02.07.2016 - Affaire Kerviel/Société Générale : des réunions discrètes pour enterrer un rapport fiscal à deux milliards

JUSTICE - Les avocats de la banque ont entretenu des liens étroits avec certains membres du parquet de Paris pendant l'enquête sur l'affaire Kerviel...

C’est un « document de travail » à 2,197 milliards d’euros. D’après une enquête conjointe de 20 Minutes, Mediapart et France Inter, un rapport égratignant la Société Générale aurait été enterré par le parquet de Paris lors de l’enquête sur l’affaire Kerviel, en mai 2008. Plus encore que le document, c’est surtout la principale question qu’il soulève qui n’a, à l’époque, fait l’objet d’aucun examen approfondi par la justice.

Une question à un peu plus de 2 milliards d’euros, donc. Soit le montant du coup de pouce fiscal dont a bénéficié la Société Générale, en 2008. Comme la loi sur le crédit d’impôt le lui permet, la banque a déduit de sa déclaration fiscale une partie des « pertes exceptionnelles » occasionnées, selon elle, par l’affaire Kerviel.

La défense de la Société Générale jugée « peu plausible »

Avait-elle raison de le faire ? Le rapport de 25 pages que nous nous sommes procuré – reconstitué après avoir été passé à la broyeuse – instille le doute à ce propos. Il est signé par Cédric Bourgeois. Assistant spécialisé au sein de la section financière du parquet de Paris, cet expert – diplômé de l’ESCP et formateur à l’Ecole de la magistrature – était alors chargé de suivre les développements de l’enquête afin d’en rendre compte à sa hiérarchie. Il s’exécute le 14 mai 2008 en rédigeant ce « document de travail ».

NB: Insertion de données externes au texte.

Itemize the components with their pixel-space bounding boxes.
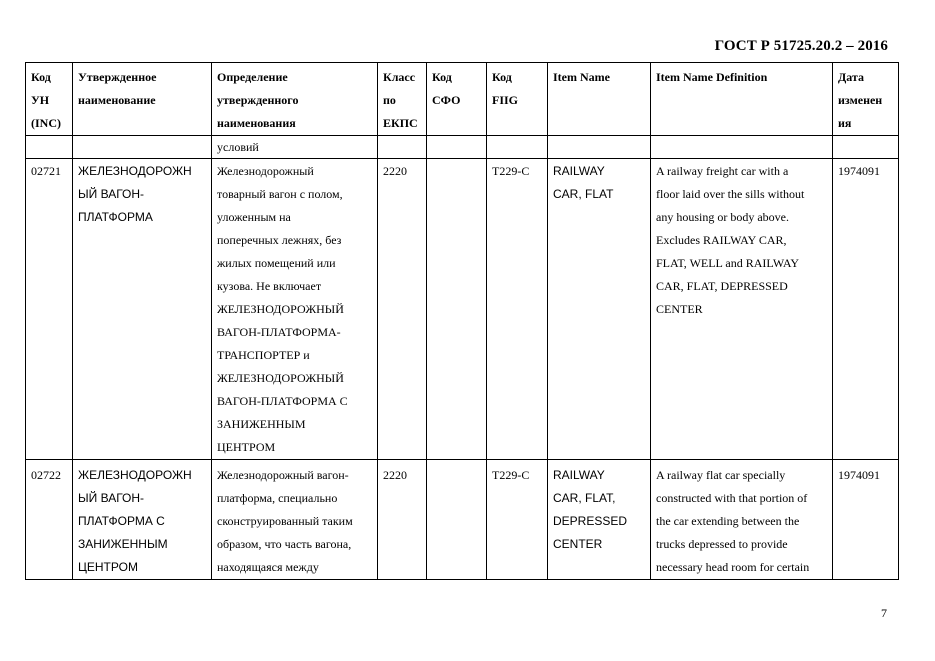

Sans exonérer Jérôme Kerviel de ses responsabilités, il juge, à plusieurs reprises, « peu plausible » la défense de la banque qui assure qu’elle ignorait tout des agissements de son ancien trader. Mais c’est surtout dans la dernière partie de son rapport – intitulée « Les questions soulevées par le comportement de la partie civile » – qu’il met le doigt sur le nœud fiscal à 2,197 milliards d’euros.

Selon l’expert, le parquet aurait dû saisir le fisc

« La Société Générale apparaît très intéressée à faire reconnaître l’existence d’une fraude complexe sous peine [de devoir rembourser son crédit d’impôt]. » Raison pour laquelle selon lui, « il apparaît nécessaire » que sa hiérarchie saisisse l’administration fiscale pour vérifier la légalité de toute cette opération. La préconisation a beau figurer en caractères gras dans le document, elle ne sera pas suivie d’effet.

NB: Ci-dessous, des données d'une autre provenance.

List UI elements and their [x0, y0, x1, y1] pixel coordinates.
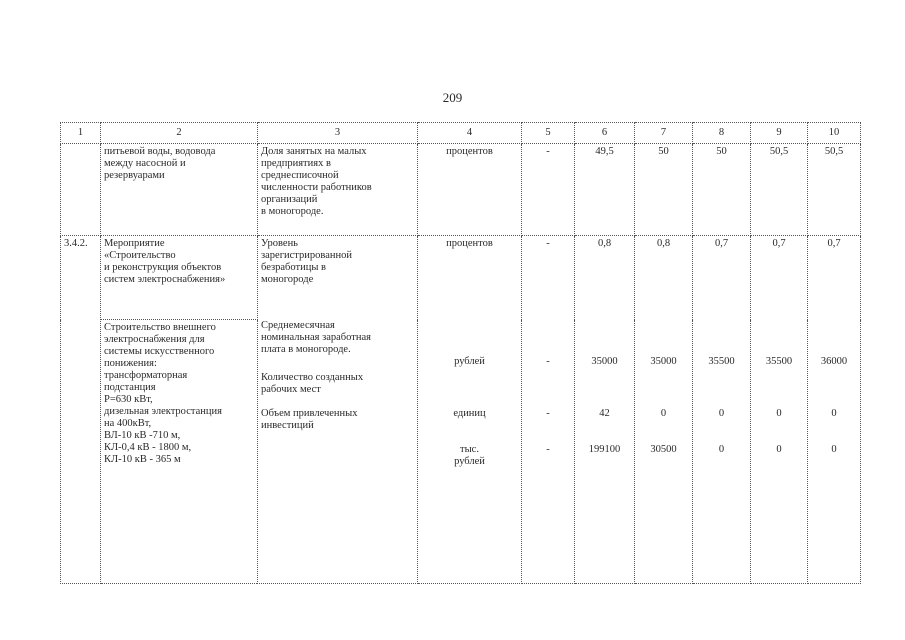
text-line: Уровень [261, 238, 298, 249]
value-column-9 [751, 236, 808, 584]
value-cell: 50 [693, 144, 751, 236]
header-cell: 1 [61, 123, 101, 144]
indicator-name [258, 236, 418, 584]
value-cell: 199100 [588, 444, 621, 455]
value-cell: 0,8 [597, 238, 612, 249]
text-line: численности работников [261, 182, 372, 193]
value-cell: 50 [635, 144, 693, 236]
table-row [61, 144, 861, 236]
value-cell: 35000 [591, 356, 618, 367]
header-cell: 3 [258, 123, 418, 144]
value-cell: 42 [599, 408, 610, 419]
value-cell: - [522, 144, 575, 236]
value-column-7 [635, 236, 693, 584]
unit-percent: процентов [446, 238, 493, 249]
text-line: Р=630 кВт, [104, 394, 153, 405]
text-line: КЛ-0,4 кВ - 1800 м, [104, 442, 192, 453]
header-cell: 9 [751, 123, 808, 144]
header-cell: 7 [635, 123, 693, 144]
text-line: «Строительство [104, 250, 176, 261]
row-number: 3.4.2. [61, 236, 101, 584]
text-line: моногороде [261, 274, 314, 285]
text-line: организаций [261, 194, 318, 205]
event-name [101, 236, 258, 320]
text-line: между насосной и [104, 158, 186, 169]
text-line: в моногороде. [261, 206, 324, 217]
text-line: Среднемесячная [261, 320, 335, 331]
value-column-5 [522, 236, 575, 584]
event-description [101, 320, 258, 584]
value-cell: 0 [776, 444, 782, 455]
value-column-6 [575, 236, 635, 584]
unit-thousand: тыс. [460, 444, 479, 455]
value-cell: 50,5 [808, 144, 861, 236]
header-cell: 4 [418, 123, 522, 144]
text-line: дизельная электростанция [104, 406, 222, 417]
text-line: Мероприятие [104, 238, 165, 249]
text-line: безработицы в [261, 262, 326, 273]
value-cell: - [546, 238, 550, 249]
jobs-indicator [261, 372, 414, 396]
value-cell: 0 [831, 408, 837, 419]
text-line: Доля занятых на малых [261, 146, 367, 157]
value-cell: 0,7 [714, 238, 729, 249]
text-line: трансформаторная [104, 370, 188, 381]
unit-rubles: рублей [454, 356, 485, 367]
text-line: резервуарами [104, 170, 165, 181]
value-cell: 0 [718, 444, 725, 455]
value-cell: 0 [831, 444, 837, 455]
value-cell: 0 [718, 408, 725, 419]
investments-indicator [261, 408, 414, 432]
value-cell: 0 [776, 408, 782, 419]
value-cell: 0,7 [772, 238, 786, 249]
value-column-8 [693, 236, 751, 584]
text-line: КЛ-10 кВ - 365 м [104, 454, 181, 465]
value-cell: - [546, 356, 550, 367]
text-line: подстанция [104, 382, 156, 393]
header-cell: 10 [808, 123, 861, 144]
value-column-10 [808, 236, 861, 584]
value-cell: 50,5 [751, 144, 808, 236]
text-line: Строительство внешнего [104, 322, 216, 333]
text-line: зарегистрированной [261, 250, 352, 261]
value-cell: 36000 [820, 356, 848, 367]
value-cell: 35500 [765, 356, 793, 367]
text-line: номинальная заработная [261, 332, 371, 343]
value-cell: 0,7 [827, 238, 841, 249]
text-line: систем электроснабжения» [104, 274, 226, 285]
header-cell: 8 [693, 123, 751, 144]
header-row [61, 123, 861, 144]
text-line: питьевой воды, водовода [104, 146, 216, 157]
text-line: системы искусственного [104, 346, 215, 357]
value-cell: 35000 [650, 356, 677, 367]
page-number: 209 [442, 90, 463, 105]
header-cell: 6 [575, 123, 635, 144]
value-cell: 0 [660, 408, 667, 419]
text-line: среднесписочной [261, 170, 339, 181]
text-line: ВЛ-10 кВ -710 м, [104, 430, 181, 441]
text-line: плата в моногороде. [261, 344, 351, 355]
text-line: Количество созданных [261, 372, 364, 383]
text-line: Объем привлеченных [261, 408, 358, 419]
event-name [101, 144, 258, 236]
text-line: понижения: [104, 358, 157, 369]
unit: процентов [418, 144, 522, 236]
header-cell: 2 [101, 123, 258, 144]
unit-rubles2: рублей [454, 456, 485, 467]
text-line: предприятиях в [261, 158, 331, 169]
value-cell: - [546, 444, 550, 455]
indicators-table [60, 122, 861, 584]
unit [418, 236, 522, 584]
text-line: и реконструкция объектов [104, 262, 222, 273]
row-number [61, 144, 101, 236]
value-cell: 49,5 [575, 144, 635, 236]
value-cell: 30500 [650, 444, 677, 455]
text-line: электроснабжения для [104, 334, 205, 345]
value-cell: 0,8 [656, 238, 671, 249]
text-line: инвестиций [261, 420, 314, 431]
text-line: рабочих мест [261, 384, 321, 395]
table-row [61, 236, 861, 320]
value-cell: 35500 [708, 356, 735, 367]
text-line: на 400кВт, [104, 418, 152, 429]
indicator-name [258, 144, 418, 236]
unit-items: единиц [453, 408, 486, 419]
value-cell: - [546, 408, 550, 419]
header-cell: 5 [522, 123, 575, 144]
salary-indicator [261, 320, 414, 356]
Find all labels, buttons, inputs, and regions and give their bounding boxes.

Plutôt que de se rapprocher du fisc, Jean-Michel Aldebert, le chef de la section financière au parquet, va évoquer directement cette question avec les avocats de la Société Générale. Selon différentes sources, le rapport fait ainsi l’objet, fin mai 2008, de plusieurs réunions discrètes entre les avocats de la banque et le magistrat dans une salle de conférences située au septième étage du pôle financier du parquet de Paris. Est-ce là que les participants « évacuent » le risque pour la banque de devoir rembourser à l’État les 2,197 milliards d’euros ?

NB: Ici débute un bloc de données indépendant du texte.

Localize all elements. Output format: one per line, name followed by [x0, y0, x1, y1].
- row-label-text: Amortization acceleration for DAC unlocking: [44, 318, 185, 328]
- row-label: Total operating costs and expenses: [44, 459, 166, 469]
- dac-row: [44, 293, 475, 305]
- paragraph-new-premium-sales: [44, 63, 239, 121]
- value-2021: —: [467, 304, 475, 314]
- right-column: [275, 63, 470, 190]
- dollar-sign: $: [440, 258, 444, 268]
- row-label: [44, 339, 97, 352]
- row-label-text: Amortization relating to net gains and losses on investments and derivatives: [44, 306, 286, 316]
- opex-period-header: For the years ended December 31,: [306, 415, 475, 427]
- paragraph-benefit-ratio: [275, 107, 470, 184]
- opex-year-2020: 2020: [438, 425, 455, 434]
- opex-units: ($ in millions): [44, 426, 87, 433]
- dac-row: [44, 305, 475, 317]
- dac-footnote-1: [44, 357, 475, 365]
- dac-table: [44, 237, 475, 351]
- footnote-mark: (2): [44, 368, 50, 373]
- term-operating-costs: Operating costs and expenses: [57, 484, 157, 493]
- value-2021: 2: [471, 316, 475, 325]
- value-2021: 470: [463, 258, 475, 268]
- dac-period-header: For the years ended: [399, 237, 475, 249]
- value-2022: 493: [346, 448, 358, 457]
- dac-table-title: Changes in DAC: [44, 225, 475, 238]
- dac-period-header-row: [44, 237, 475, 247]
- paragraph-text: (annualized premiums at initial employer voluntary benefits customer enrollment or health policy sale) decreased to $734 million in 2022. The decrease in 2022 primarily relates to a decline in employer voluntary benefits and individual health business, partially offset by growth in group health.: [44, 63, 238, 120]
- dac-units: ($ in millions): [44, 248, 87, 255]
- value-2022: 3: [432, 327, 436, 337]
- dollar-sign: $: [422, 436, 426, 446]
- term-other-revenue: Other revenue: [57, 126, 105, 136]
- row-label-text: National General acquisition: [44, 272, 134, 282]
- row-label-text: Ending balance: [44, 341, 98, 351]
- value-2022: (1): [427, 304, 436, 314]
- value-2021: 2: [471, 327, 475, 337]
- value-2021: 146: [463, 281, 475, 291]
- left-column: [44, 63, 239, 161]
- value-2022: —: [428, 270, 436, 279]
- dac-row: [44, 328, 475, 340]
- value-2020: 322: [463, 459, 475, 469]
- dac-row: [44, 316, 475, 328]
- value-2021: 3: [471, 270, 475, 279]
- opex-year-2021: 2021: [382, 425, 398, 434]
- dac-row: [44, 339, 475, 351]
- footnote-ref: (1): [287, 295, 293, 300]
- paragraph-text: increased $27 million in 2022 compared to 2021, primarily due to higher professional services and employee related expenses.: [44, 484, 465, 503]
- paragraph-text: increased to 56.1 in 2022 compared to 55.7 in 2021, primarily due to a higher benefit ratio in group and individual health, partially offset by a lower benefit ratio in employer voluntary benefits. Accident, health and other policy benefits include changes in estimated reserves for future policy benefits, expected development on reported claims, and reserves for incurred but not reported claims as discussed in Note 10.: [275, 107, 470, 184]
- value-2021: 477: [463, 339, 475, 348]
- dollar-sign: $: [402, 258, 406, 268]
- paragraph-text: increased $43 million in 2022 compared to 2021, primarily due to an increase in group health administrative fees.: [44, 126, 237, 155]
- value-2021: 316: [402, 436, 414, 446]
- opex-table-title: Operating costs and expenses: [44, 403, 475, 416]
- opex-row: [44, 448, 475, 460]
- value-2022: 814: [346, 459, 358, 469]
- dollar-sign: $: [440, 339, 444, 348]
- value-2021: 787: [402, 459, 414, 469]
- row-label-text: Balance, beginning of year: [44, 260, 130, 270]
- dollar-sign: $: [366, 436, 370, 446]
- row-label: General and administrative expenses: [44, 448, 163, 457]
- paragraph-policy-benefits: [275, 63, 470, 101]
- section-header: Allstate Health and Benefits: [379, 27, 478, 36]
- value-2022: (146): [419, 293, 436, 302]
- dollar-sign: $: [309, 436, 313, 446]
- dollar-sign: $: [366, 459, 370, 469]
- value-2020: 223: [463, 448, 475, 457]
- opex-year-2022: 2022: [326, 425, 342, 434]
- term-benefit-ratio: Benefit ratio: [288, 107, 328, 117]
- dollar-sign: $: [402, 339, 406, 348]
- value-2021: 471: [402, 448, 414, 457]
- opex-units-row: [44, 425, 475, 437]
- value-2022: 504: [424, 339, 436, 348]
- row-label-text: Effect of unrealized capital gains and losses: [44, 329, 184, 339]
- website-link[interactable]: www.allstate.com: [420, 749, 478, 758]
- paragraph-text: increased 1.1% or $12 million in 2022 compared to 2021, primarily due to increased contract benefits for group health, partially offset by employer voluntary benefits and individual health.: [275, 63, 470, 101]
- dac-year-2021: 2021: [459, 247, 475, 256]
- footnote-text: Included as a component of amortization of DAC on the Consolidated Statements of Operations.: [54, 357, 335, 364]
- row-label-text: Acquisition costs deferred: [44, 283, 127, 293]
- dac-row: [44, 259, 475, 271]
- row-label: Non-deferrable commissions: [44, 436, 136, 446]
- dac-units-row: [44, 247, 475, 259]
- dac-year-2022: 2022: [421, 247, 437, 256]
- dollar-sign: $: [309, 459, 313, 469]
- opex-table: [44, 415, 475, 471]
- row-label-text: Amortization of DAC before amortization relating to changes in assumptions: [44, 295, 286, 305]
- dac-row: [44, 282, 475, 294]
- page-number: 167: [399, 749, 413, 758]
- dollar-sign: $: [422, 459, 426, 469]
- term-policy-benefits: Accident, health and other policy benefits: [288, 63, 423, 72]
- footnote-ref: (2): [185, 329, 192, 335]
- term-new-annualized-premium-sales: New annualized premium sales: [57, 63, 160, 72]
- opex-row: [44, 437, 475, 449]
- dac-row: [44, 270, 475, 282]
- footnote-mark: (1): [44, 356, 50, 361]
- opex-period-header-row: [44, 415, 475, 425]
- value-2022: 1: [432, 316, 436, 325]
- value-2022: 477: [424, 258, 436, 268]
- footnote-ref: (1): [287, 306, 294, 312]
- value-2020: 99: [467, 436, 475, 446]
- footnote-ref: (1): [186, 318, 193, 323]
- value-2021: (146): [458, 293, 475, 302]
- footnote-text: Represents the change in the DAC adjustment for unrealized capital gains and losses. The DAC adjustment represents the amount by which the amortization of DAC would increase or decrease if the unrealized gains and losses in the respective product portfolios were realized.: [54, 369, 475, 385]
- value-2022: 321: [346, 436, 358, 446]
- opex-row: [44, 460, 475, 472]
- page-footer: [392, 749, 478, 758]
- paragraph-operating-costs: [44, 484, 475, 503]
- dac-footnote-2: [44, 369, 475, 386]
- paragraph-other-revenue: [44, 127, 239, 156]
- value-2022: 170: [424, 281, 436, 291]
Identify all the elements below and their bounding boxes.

Impossible de l’affirmer. Seule certitude : ce n’est qu’en 2010, soit deux ans plus tard et après la condamnation de Jérôme Kerviel, que l’existence de cette déduction fiscale apparaît dans la presse et dans le débat public.

« Les magistrats étaient sous la coupe des avocats de la Société Générale »

Contacté, Jean-Michel Aldebert n’a pas souhaité répondre à nos questions « ne voyant pas l’intérêt de [s]’exprimer sur une affaire [ayant conduit à la condamnation pénale de Jérôme Kerviel] ».